Do We Have Time for a Story?
When I first started playing daily fantasy sports, I came at it from an algorithm-only perspective. DFS seemed pretty straightforward to me: For every sport, all you had to do was create a projection system, run it through an optimizer, and have the computer pick your winning lineup every day. It took me a couple of months and losing streaks to figure out that there’s a little more to it than that.
My first instinct was to go through the projections themselves and see if there was anything I was missing. Sure, in theory you should be doing that anyway — but, by the beard of Zeus, losing money really gives you a new level of focus when it comes to getting your numbers right.
Also, once you start to pick similar players over multiple weeks who underperform your expectations, it’s much easier to dive into the data and ask specific questions about what you might be getting wrong.

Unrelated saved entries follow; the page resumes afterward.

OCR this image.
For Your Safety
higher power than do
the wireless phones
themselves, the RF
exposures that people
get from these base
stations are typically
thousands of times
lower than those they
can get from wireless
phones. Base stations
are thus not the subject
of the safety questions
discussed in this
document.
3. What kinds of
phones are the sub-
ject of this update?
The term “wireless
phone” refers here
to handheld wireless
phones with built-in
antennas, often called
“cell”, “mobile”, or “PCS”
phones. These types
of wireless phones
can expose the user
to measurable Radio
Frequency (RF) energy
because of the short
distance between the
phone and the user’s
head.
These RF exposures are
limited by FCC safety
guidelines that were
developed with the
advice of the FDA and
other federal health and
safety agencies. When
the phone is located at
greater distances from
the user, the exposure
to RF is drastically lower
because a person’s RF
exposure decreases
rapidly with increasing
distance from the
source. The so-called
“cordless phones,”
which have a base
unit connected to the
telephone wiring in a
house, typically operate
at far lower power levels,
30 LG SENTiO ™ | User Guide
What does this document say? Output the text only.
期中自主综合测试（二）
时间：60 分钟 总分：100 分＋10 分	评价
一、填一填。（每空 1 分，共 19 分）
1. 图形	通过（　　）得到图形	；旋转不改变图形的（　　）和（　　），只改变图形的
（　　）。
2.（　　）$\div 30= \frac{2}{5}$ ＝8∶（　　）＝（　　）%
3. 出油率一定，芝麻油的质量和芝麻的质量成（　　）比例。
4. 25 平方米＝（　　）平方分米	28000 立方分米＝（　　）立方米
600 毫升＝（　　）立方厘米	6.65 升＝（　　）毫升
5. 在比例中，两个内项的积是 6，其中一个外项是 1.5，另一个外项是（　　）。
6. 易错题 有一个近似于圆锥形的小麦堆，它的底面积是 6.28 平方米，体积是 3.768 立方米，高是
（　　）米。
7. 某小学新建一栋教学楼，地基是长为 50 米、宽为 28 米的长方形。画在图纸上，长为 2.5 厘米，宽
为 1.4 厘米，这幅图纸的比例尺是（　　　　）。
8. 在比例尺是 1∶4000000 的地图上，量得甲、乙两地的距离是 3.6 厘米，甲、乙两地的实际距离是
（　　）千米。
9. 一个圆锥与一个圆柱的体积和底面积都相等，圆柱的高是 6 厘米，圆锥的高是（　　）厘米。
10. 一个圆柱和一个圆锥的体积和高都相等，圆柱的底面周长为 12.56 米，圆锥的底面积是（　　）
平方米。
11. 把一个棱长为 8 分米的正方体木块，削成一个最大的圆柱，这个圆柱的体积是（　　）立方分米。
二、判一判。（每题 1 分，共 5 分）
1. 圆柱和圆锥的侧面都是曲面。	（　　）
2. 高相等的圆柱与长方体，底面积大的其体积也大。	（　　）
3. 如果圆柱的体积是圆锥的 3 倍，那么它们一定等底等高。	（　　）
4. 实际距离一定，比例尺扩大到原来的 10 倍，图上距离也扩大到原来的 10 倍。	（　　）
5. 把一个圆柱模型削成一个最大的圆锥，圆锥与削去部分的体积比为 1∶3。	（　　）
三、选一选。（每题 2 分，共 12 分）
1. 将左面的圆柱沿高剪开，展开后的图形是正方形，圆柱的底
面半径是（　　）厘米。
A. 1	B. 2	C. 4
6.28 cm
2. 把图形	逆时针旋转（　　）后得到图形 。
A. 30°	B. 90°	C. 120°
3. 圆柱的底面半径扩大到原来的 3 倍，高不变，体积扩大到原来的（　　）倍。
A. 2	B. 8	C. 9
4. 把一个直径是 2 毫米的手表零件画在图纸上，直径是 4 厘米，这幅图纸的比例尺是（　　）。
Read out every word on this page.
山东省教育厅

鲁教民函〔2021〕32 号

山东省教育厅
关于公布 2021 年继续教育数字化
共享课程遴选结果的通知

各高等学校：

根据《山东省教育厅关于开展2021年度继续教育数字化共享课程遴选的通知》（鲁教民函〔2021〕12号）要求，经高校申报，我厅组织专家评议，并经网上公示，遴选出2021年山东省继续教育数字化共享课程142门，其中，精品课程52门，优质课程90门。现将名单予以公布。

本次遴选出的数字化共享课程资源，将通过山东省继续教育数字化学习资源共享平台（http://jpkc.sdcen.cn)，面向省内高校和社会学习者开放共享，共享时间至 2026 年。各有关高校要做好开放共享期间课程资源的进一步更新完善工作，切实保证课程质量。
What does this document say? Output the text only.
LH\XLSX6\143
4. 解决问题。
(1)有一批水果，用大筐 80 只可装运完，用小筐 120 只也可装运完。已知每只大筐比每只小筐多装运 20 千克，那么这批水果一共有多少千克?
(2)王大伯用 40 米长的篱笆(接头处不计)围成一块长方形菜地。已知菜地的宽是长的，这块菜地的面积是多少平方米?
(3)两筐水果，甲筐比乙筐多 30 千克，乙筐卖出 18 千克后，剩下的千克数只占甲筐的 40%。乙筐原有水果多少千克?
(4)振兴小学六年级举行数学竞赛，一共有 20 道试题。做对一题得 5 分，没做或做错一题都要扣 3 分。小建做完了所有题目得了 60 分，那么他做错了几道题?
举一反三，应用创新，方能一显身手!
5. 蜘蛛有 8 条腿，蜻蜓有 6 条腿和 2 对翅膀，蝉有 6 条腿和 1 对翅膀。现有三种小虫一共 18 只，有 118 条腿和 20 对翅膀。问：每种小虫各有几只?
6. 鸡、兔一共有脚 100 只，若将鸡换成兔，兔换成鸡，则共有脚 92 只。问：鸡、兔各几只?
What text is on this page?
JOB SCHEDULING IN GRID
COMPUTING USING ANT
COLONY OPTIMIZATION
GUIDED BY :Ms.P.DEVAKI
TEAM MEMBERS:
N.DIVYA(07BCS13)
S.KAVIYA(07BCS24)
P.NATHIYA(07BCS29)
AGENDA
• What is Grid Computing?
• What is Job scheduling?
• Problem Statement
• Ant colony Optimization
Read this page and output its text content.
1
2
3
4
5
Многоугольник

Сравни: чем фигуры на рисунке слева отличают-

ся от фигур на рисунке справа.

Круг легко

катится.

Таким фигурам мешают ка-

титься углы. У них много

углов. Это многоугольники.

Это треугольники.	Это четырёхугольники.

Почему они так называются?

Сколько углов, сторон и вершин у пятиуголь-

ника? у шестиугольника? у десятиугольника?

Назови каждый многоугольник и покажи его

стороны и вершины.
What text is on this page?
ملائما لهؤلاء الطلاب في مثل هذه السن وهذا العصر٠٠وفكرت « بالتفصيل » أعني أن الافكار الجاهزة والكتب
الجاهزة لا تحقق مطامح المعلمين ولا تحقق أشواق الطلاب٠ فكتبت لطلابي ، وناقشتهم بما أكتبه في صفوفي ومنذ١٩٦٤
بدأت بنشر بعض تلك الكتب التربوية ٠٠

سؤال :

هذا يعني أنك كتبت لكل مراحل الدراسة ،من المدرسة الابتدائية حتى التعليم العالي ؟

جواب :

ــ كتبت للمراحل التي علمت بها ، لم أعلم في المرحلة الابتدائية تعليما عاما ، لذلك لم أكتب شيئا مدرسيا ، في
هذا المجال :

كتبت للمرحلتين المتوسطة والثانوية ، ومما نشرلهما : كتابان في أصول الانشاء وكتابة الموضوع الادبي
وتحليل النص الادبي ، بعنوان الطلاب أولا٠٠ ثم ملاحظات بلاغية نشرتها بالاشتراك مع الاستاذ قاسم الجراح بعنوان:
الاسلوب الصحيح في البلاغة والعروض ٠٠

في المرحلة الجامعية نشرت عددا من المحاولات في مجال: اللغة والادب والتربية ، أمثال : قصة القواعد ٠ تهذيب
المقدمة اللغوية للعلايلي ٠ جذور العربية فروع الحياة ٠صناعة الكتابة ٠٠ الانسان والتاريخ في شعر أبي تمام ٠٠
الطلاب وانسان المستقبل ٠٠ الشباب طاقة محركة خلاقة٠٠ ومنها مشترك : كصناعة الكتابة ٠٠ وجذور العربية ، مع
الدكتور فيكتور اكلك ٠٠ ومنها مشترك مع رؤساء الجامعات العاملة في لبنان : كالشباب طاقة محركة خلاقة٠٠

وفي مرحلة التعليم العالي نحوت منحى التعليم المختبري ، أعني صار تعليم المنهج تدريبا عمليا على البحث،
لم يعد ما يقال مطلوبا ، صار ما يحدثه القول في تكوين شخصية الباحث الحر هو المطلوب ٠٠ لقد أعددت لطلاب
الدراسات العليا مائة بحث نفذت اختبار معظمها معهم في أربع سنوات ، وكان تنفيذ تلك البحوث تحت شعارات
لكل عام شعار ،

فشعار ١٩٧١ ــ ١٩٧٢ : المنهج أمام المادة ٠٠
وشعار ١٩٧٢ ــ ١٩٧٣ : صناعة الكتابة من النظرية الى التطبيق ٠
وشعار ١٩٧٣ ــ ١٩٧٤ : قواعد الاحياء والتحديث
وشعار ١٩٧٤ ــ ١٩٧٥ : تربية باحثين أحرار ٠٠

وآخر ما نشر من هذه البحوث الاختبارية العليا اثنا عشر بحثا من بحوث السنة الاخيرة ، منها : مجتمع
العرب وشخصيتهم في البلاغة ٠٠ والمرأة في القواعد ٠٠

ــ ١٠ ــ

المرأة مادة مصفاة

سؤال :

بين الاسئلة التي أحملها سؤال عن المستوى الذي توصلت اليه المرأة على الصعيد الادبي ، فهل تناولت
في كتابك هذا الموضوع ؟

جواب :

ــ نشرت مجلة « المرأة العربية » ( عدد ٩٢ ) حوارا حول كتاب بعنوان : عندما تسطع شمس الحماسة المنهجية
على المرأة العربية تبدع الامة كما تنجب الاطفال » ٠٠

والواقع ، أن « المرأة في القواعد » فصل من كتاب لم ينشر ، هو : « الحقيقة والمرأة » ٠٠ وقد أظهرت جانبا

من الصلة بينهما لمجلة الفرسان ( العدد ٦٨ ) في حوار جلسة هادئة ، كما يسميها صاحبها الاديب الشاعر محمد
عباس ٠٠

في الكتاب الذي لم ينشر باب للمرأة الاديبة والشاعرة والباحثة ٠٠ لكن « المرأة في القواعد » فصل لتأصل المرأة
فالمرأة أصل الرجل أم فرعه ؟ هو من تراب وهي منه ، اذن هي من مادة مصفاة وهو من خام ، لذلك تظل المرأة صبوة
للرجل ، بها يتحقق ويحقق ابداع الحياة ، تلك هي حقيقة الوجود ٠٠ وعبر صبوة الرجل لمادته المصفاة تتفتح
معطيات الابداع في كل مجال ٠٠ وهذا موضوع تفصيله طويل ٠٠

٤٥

If you notice a pattern, you can backtest your general rules (perhaps using our free Trends tool), see if you can refine them, and get your models to work better.
Beyond the Projections
It took me even longer to accept that there are factors beyond projected points that really do make a difference for roster construction, such as Consistency and Upside.
Consistency, Upside, and other premium exclusive metrics are accessible via our free Ratings tool.
In most sports, you want high-floor, low-variance players for cash games and high-ceiling, high-variance players for guaranteed prize pools. Your approaches to Consistency and Upside vary drastically dependent on the format — and those factors have nothing to do with projected points.
In PGA, you have additional soft factors: Line movement, course fit, course history, etc. The best DFS players are able to consider such factors in the abstract and properly weight them. Sure, some of them might be already baked into projections, but long-term averages don’t necessarily say whether these factors hurt or help more in cash games or GPPs.
The Algorithmic Bias
I was slow to incorporate these factors because of a classic bias of the algorithm-only approach: It was just too hard to move off of a lineup that I thought would score the most points over the long run.
Sure, Consistency might be important in the abstract, but how much pure value would I be willing to trade off for the sake of a semi-nebulous soft factor? None of the analysis I read could answer that question really well either. So I did what bad players do: I stuck my head in the sand and told myself that I was making great plays, that I was merely the unfortunate victim of variance, and that everything would work out over the long run.
Even if I were correct on that note (I wasn’t), this is not the way to improve your decision-making process. Sure, it sucks to admit that you might not be as good at DFS as you thought that you were, but that’s a required step if you actually want to get better.
Hard Facts for Soft Factors
Of course, not all of the burden should be placed on individuals to improve. The DFS community as a whole also needs to get better. Here are two specific ways in which we can all improve our approach to soft factors:
- First, there could be more attempts to quantify some of these soft factors.
- Second, after we’ve quantified them, we should weight these factors relative to each other, i.e., we should show how much production/value it’s reasonable to forgo when increasing the Consistency of a cash game lineup.
And since FantasyLabs takes seriously the imperative of Mahatma Gandhi to “be the change that you wish to see in the [DFS] world,” for the next couple of weeks I’m going to explore the topic of soft factors and see if I can make some changes.
Be The Change
Each week, I’m going to take a non-projection factor, try to put some numbers to it, and explain how it interacts with projections. I’ll also do a little bit of hypothesizing about how it would be utilized in roster constructions for cash games vs. GPPs.
And, for the grand finale, I’ll outline A) the process I’ve been using for figuring out how to evaluate all of these factors explicitly and B) the findings from that process.
This will probably be one of the slower series I’ve done, but I think that it will fill a troublesome gap in DFS analysis in general, to say nothing of PGA-specific analysis.